Karakachan
Karakachan | ||
---|---|---|
Hondenras | ||
Basisinformatie | ||
Oorsprong | Bulgarije | |
Classificatie | FCI: Groep 2 | |
Eigenschappen | ||
Schofthoogte | 60–75 cm. | |
Gewicht | 30–55 kg. | |
Vacht | Twee soorten: langharig (vacht op het lichaam langer dan 12 cm) en kortharig (vacht op het lichaam, nek en ledematen korter dan 12 cm). Aan de nek, schoften, kroep, aan de achterzijde van de poten, en aan de staart is het haar lang en ruig. De bovenvacht is recht en stug. Op het hoofd en aan de voorzijde van de benen is het haar kort en nauwaansluitend. Zware ondervacht. | |
Lijst van hondenrassen |
De Karakachan, in Nederland ook bekend als Bulgaarse herdershond, is een oud Europees hondenras.
Kort historisch overzicht
[bewerken | brontekst bewerken]De Karakachan hond is een van de oudste Europese hondenrassen. De Karakachan hond is een afstammeling van de honden van de Thraciërs - de oudste bewoners van het Balkan-schiereiland.

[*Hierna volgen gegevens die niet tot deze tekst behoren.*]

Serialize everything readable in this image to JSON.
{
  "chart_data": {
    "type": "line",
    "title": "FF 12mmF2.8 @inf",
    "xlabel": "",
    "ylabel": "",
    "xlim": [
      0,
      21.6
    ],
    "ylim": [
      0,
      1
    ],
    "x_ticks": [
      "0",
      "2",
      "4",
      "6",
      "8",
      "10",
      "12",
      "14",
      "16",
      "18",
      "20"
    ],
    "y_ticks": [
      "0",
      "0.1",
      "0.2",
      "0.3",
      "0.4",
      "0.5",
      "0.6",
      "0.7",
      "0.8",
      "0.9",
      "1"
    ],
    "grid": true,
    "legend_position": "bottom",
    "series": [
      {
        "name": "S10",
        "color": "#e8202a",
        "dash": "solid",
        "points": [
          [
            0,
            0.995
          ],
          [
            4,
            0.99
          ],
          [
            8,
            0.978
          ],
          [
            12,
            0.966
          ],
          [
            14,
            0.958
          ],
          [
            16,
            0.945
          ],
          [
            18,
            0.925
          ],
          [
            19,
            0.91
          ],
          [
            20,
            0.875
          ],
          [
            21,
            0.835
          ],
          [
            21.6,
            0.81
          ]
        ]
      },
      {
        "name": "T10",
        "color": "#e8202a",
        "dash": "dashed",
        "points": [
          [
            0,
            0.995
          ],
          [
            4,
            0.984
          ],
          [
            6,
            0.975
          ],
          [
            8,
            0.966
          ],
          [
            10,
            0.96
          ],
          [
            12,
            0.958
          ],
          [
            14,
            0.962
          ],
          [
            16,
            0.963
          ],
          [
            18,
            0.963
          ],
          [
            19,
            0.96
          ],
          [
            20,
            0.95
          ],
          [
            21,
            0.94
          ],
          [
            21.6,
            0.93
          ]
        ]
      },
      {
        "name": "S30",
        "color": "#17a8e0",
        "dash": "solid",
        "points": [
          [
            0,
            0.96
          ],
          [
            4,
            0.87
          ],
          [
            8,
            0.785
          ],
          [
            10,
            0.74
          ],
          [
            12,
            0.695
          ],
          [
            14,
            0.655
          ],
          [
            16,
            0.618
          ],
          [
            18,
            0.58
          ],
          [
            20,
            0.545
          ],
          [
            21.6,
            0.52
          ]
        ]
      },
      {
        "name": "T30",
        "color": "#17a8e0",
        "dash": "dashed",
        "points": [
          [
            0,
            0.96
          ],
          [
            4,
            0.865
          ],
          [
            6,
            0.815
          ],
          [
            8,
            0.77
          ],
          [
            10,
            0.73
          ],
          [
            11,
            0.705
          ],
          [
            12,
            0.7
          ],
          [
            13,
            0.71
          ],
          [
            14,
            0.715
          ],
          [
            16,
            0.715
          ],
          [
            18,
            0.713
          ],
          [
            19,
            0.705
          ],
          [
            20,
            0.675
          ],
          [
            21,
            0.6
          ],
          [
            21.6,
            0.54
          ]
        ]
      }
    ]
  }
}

Zij zijn bekend als veefokkers, waarvan Herodotus schreef dat zij na de Indische bevolking het grootst in aantal waren. De Proto-Bulgaren speelden ook een essentiële rol in de ontstaansgeschiedenis van de Karakachan hond toen ze met hun honden van de Pamir en Hindukush naar het balkan-schiereiland migreerden. De hond is genoemd naar de Karakachans - nomadische herders van Thracische origine. Als gevolg van hun behoudende vee fok tradities, waren zij in staat om enkele van de oudste gedomesticeerde rassen te behouden, zoals - het Karakachan schaap, het Karakachan paard en natuurlijk de Karakachan hond. Het is onder deze naam dat de Karakachan hond verschijnt in enkele van de klassieken van de Bulgaarse literatuur, waaronder geschriften van Yordan Yovkov, Georgi Raitchev en Yordan Radichkov. In 1938 werd hierover door H.B. Peters gepubliceerd in het Duitse kynologische tijdschrift "Zeitschrift für Hundeforschung" [Zentralblatt für Kleintierkunde und Pelztierkunde "Kleintier und Pelztier", Verlag Dr. Paul Schöps, Leipzig]. De eerste onderzoeker van dit ras was Todor Gajtandjiev, die in de zeventiger jaren voorstelde om tot een standaard te komen. De Karakachan is een kudde-bewakende hond. Andere namen zijn: Karakachan herder (каракачанска овчарка), karakachanska ovcharka) of simpelweg de Karakachan (каракачанка, karakachanka).
Voorkomen
[bewerken | brontekst bewerken]Algemeen voorkomen: Een massieve hond. Harmonieus en proportioneel gebouwd. Het voorkomen is indrukwekkend en sterk. Hij is krachtig gespierd met massieve botten maar niet grof. Extreem weinig eisend en makkelijk te houden bij de kudde.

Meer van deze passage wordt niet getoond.